Taïwan pleure les victimes d'une de ses pires catastrophes ferroviaires


Les proches des victimes de la pire catastrophe ferroviaire que Taïwan ait connue depuis des décennies ont prié samedi sur le lieu de l'accident, les équipes de sauvetage s'efforçant d'évacuer les wagons enchevêtrés.


Les autorités ont déclaré que la collision de vendredi, qui a tué au moins 51 personnes et en a blessé plus de 190, a été causée par un engin de chantier qui, après avoir glissé d'un talus, a heurté le train transportant environ 500 passagers qui s'apprêtait à entrer sous un tunnel près de la ville côtière de Hualien près de deux des sites les plus célèbres de cette côte: la gorge de Tarako et les falaises spectaculaires de Qingshui. Les sauveteurs ont décrit une scène effroyable lorsqu'ils sont arrivés dans l'étroit tunnel et ont trouvé l'avant du train devenu un amas de tôle. Un Français et un Américain figurent parmi les étrangers tués, selon les autorités, la plus jeune victime étant âgée de 4 ans.

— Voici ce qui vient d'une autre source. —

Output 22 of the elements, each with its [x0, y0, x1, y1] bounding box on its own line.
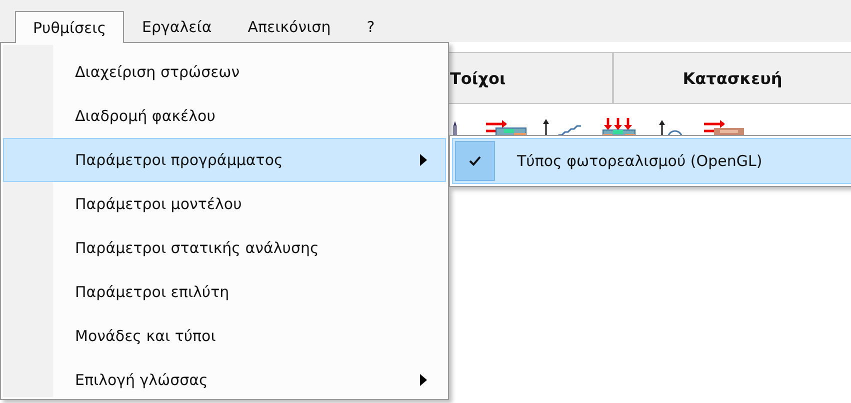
menu-item-label: Παράμετροι προγράμματος	[75, 151, 284, 169]
menu-item-label: Παράμετροι μοντέλου	[75, 195, 243, 213]
menu-item-label: Επιλογή γλώσσας	[75, 371, 209, 389]
menu-item[interactable]: Επιλογή γλώσσας	[3, 358, 446, 402]
menu-item[interactable]: Μονάδες και τύποι	[3, 314, 446, 358]
menu-item[interactable]: Παράμετροι στατικής ανάλυσης	[3, 226, 446, 270]
menu-item-label: Διαδρομή φακέλου	[75, 107, 216, 125]
load-bar-icon[interactable]	[702, 118, 746, 138]
menu-item[interactable]: ?	[348, 11, 393, 42]
menu-item[interactable]: Παράμετροι προγράμματος	[3, 138, 446, 182]
menu-item[interactable]: Ρυθμίσεις	[15, 11, 124, 43]
menu-item-label: Παράμετροι στατικής ανάλυσης	[75, 239, 320, 257]
menu-item[interactable]: Τύπος φωτορεαλισμού (OpenGL)	[452, 138, 851, 184]
menu-item[interactable]: Απεικόνιση	[230, 11, 349, 42]
menu-item[interactable]: Εργαλεία	[124, 11, 230, 42]
menu-item[interactable]: Παράμετροι μοντέλου	[3, 182, 446, 226]
menu-item[interactable]: Παράμετροι επιλύτη	[3, 270, 446, 314]
menu-item-label: Παράμετροι επιλύτη	[75, 283, 230, 301]
menu-item-label: Διαχείριση στρώσεων	[75, 63, 241, 81]
menu-item-label: Τύπος φωτορεαλισμού (OpenGL)	[517, 152, 762, 170]
menu-item-label: Μονάδες και τύποι	[75, 327, 217, 345]
tab[interactable]: Κατασκευή	[612, 53, 851, 103]
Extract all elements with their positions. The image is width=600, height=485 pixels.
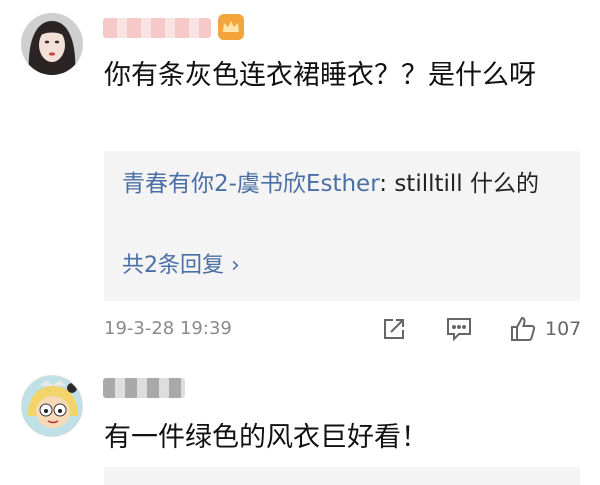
reply-preview-box[interactable] <box>104 467 580 485</box>
reply-text: stilltill 什么的 <box>394 171 539 197</box>
user-avatar[interactable] <box>21 375 83 437</box>
comment-text: 你有条灰色连衣裙睡衣？？是什么呀 <box>104 60 536 91</box>
reply-button[interactable] <box>445 312 473 346</box>
like-button[interactable]: 107 <box>509 312 581 346</box>
view-all-replies-link[interactable]: 共2条回复 › <box>122 251 240 281</box>
reply-separator: : <box>379 171 395 197</box>
share-icon <box>381 316 407 342</box>
username-redacted[interactable] <box>103 18 211 38</box>
user-avatar[interactable] <box>21 13 83 75</box>
comment-text: 有一件绿色的风衣巨好看！ <box>104 422 428 453</box>
reply-author-link[interactable]: 青春有你2-虞书欣Esther <box>122 171 379 197</box>
like-count: 107 <box>545 318 582 340</box>
share-button[interactable] <box>381 312 407 346</box>
reply-preview: 青春有你2-虞书欣Esther: stilltill 什么的 <box>122 165 562 203</box>
vip-badge-icon <box>218 14 244 40</box>
comment-icon <box>445 316 473 342</box>
reply-preview-box[interactable]: 青春有你2-虞书欣Esther: stilltill 什么的 共2条回复 › <box>104 151 580 301</box>
comment-timestamp: 19-3-28 19:39 <box>104 318 232 339</box>
username-redacted[interactable] <box>103 378 185 398</box>
like-icon <box>509 315 537 343</box>
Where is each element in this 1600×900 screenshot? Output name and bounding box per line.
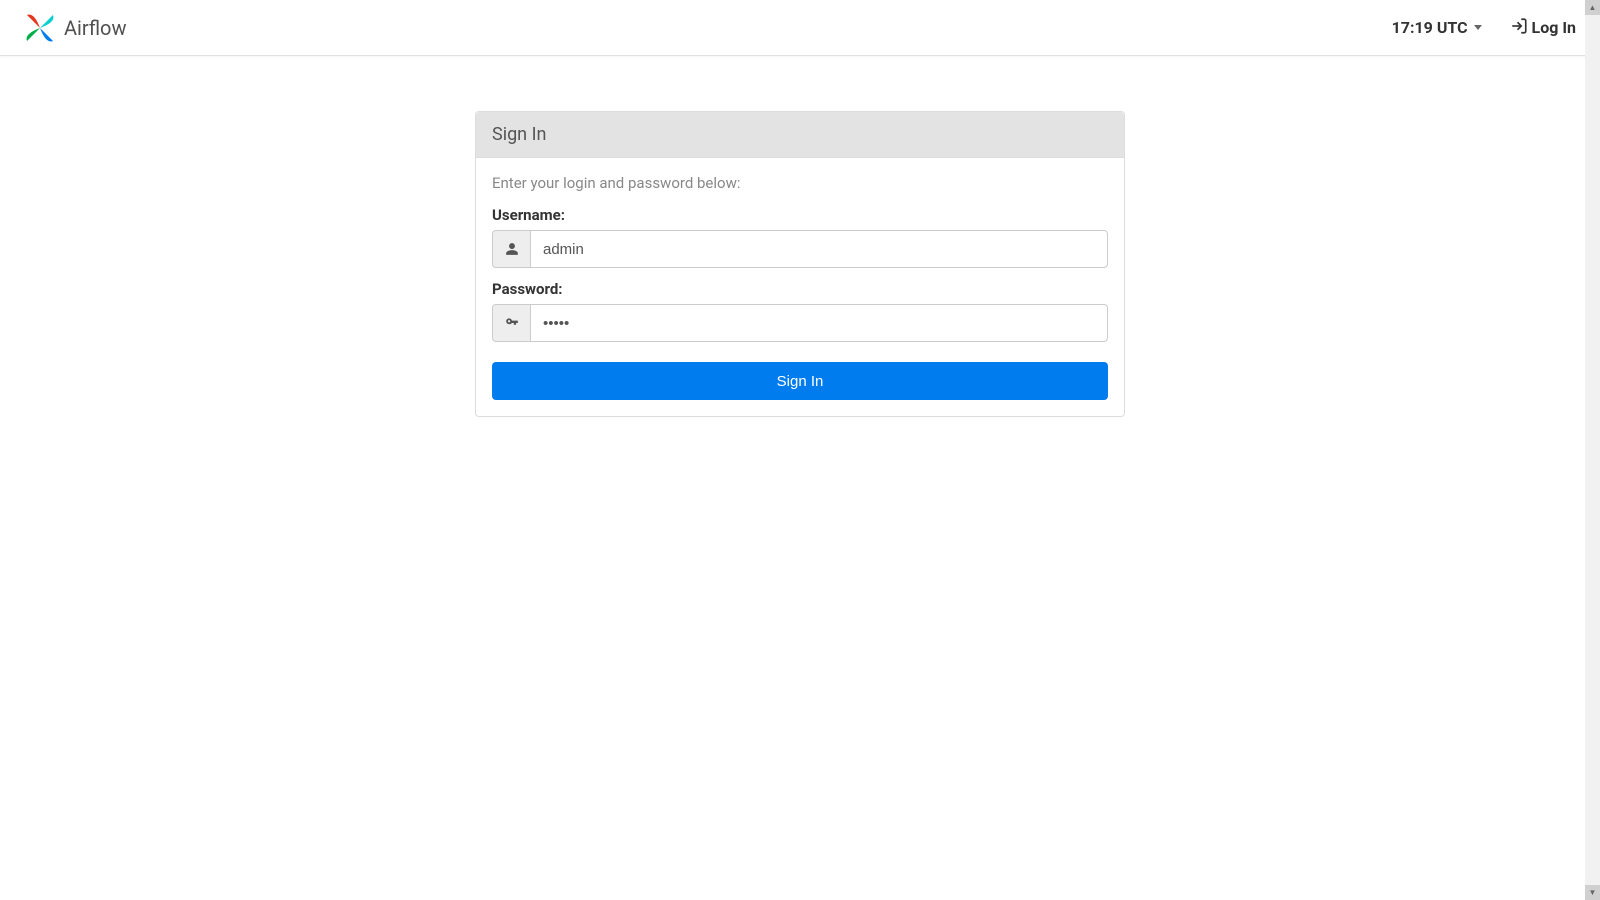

Le conducteur du poids-lourd qui, selon les autorités ferroviaires, n'a peut-être pas correctement serré le frein à main, a été libéré sous caution et est interdit de quitter Taïwan dans l'attente d'une enquête plus approfondie. Selon le quotidien Apple Daily, ils ont aussi perquisitionné les bureaux de l'entreprise chargée d'effectuer les travaux d'entretien des voies. Le ministère de l'Intérieur a ordonné que les drapeaux soient mis en berne pendant trois jours, tandis que la présidente de la République Tsai Ing-wen a rendu visite aux blessés dans les hôpitaux de Hualien.


Une centaine de proches des victimes ont participé samedi après-midi à une émouvante cérémonie de prière taoïste près du lieu de la collision. Les larmes coulaient sur les visages, certains improvisant des mémoriaux de fortune sur lesquels étaient inscrits les noms des personnes décédées, d'autres scandant les noms de leurs disparus. A cette période de l'année, les Taïwanais rentrent généralement dans leur village natal pour honorer les tombes de leurs proches et faire des offrandes, c'est pourquoi de nombreux passagers se tenaient debout dans les allées.